O ensino religioso do sacerdote e da escola não dispensa, por sua vez, a afetuosa cooperação dos pais. Assim, muito concorre a mãe, com seus conselhos, para que a primeira comunhão seja feita não só com intensas aspirações das crianças, como ainda com todo o respeito e piedade. E, em geral, é papel dos pais corroborar, com suas palavras e exemplos, os ensinamentos que os filhos recebem de seus catequistas.

Baldados serão os esforços dos educadores, se os pais desedificam os filhos pelas palavras e pelos maus exemplos.

Se querem ter filhos piedosos, deem-lhes o exemplo de piedade.

Reflitam seriamente em que não é bastante matricular os filhos na aula de catecismo.

É dever dos pais empenharem-se para que as crianças sejam assíduas e perseverem, mesmo depois de feita a primeira comunhão.

Uma instrução religiosa interrompida, ministrada a trechos, nunca será uma instrução sólida qual deve ter todo cristão.

 

III

Não deve a instrução religiosa dos filhos terminar com a primeira infância

 

A primeira comunhão não pode, não deve ser um ponto final na aprendizagem cristã.

O católico pode e deve instruir-se na religião até a morte.

Depois de termos aprendido muito, ainda nos resta muito que aprender. Como classificar, portanto, a incúria dos pais que, uma vez passadas as festas da primeira comunhão dos filhinhos, inteiramente se despreocupam de sua formação religiosa, dispensando-os da frequência do catecismo?
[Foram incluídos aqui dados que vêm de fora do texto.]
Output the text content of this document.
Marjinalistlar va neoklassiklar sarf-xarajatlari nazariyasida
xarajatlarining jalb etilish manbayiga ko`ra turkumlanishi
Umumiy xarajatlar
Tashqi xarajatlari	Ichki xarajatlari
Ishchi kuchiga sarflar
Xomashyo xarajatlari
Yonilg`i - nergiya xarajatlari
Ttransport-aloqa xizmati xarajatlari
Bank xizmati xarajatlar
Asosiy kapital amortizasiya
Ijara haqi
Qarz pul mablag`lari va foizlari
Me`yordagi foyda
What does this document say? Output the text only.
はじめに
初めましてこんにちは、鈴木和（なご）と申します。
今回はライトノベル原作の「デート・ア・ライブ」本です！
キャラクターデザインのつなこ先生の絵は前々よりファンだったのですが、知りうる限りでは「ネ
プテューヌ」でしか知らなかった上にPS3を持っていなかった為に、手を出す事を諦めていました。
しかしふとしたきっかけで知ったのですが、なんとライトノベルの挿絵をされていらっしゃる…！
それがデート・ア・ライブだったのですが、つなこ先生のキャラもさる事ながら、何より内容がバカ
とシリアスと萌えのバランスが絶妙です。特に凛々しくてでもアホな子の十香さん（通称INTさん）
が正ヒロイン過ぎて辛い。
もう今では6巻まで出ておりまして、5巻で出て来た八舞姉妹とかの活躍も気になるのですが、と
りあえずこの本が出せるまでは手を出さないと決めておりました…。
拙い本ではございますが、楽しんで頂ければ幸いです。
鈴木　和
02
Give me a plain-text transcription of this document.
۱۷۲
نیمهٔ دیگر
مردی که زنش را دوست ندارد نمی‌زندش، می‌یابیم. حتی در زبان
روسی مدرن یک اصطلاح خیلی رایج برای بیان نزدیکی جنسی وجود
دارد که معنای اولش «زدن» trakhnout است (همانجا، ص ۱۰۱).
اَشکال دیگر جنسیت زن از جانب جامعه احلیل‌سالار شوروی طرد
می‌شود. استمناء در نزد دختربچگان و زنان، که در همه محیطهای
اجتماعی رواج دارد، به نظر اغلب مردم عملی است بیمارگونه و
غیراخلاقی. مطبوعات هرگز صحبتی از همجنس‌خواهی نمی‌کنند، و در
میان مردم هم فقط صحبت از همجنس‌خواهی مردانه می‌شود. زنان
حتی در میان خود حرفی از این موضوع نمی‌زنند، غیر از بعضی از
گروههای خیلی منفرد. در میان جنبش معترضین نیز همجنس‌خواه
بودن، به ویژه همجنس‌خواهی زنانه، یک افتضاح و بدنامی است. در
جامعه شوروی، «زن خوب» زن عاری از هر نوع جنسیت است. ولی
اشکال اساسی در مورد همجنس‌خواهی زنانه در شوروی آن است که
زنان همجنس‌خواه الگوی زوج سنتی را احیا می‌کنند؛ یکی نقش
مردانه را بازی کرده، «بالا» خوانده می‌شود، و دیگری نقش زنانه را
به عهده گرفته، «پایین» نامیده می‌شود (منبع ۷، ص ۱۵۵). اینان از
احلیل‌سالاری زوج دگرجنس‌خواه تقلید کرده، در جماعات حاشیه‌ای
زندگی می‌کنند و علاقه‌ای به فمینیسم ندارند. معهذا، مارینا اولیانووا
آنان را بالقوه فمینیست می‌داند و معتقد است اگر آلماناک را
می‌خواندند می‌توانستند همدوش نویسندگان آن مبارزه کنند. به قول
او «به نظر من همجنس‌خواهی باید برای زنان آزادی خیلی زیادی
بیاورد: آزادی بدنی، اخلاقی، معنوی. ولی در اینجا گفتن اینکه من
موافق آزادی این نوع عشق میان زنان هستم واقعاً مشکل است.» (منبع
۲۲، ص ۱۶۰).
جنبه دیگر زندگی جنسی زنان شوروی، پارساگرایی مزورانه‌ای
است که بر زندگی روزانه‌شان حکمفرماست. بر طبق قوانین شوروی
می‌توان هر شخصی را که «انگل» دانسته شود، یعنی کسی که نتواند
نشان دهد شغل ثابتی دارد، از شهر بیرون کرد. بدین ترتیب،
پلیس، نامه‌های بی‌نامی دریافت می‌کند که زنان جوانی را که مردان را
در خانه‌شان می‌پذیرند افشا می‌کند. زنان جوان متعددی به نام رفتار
A instrução religiosa foi sempre necessária e o é, muito mais, nos tempos que atravessamos.

A impiedade não dorme.

Os adversários de Deus e da alma estão sempre vigilantes.

Lemos em jornais, revistas, em folhetos avulsos, um sem número de objeções contra a Igreja, acusações contra o clero, que desconcertam, por vezes, certos católicos de quem se esperava melhor preparo em matéria religiosa.

A resposta a essas cavilações, encontra-se, não raro, nas páginas de um compêndio de religião, mas a instrução superficial até lá não chegou.

Aprenderam o catecismo, tanto quanto fora julgado indispensável para a primeira comunhão, e nada mais!

Se crescidos nos anos, ao despertar das paixões, ao contato com a mentira e a maldade de más companhias, os vossos filhos pronto se deixam vencer pelas facilidades da descrença, ou da impiedade, de quem é a culpa, senão dos pais que lhe não proporcionaram formação religiosa a mais profunda e sólida possível?

Cumpre, portanto, aos pais, empenhar-se na formação espiritual dos seus filhos, envidando todos os esforços para que continuem a assistir as instruções religiosas, envidando todos os esforços para que continuem a assistir as instruções religiosas na paróquia, ou em outras igrejas ou em escolas e colégios católicos.

Quanto a colégios, fique bem acentuado ser gravíssimo dever dos pais que prefiram sempre os colégios religiosos e, na falta desses ou em caso de impossibilidade, prefiram os colégios em que o ensino da religião é ministrado por sacerdotes.

Mostra-nos a triste experiência que não raro em jovens, bem educados religiosamente, esmoreça a fé, devido às facilidades de costumes, autorizadas pela irreligião, mas que pela fé são inexoravelmente estigmatizadas. 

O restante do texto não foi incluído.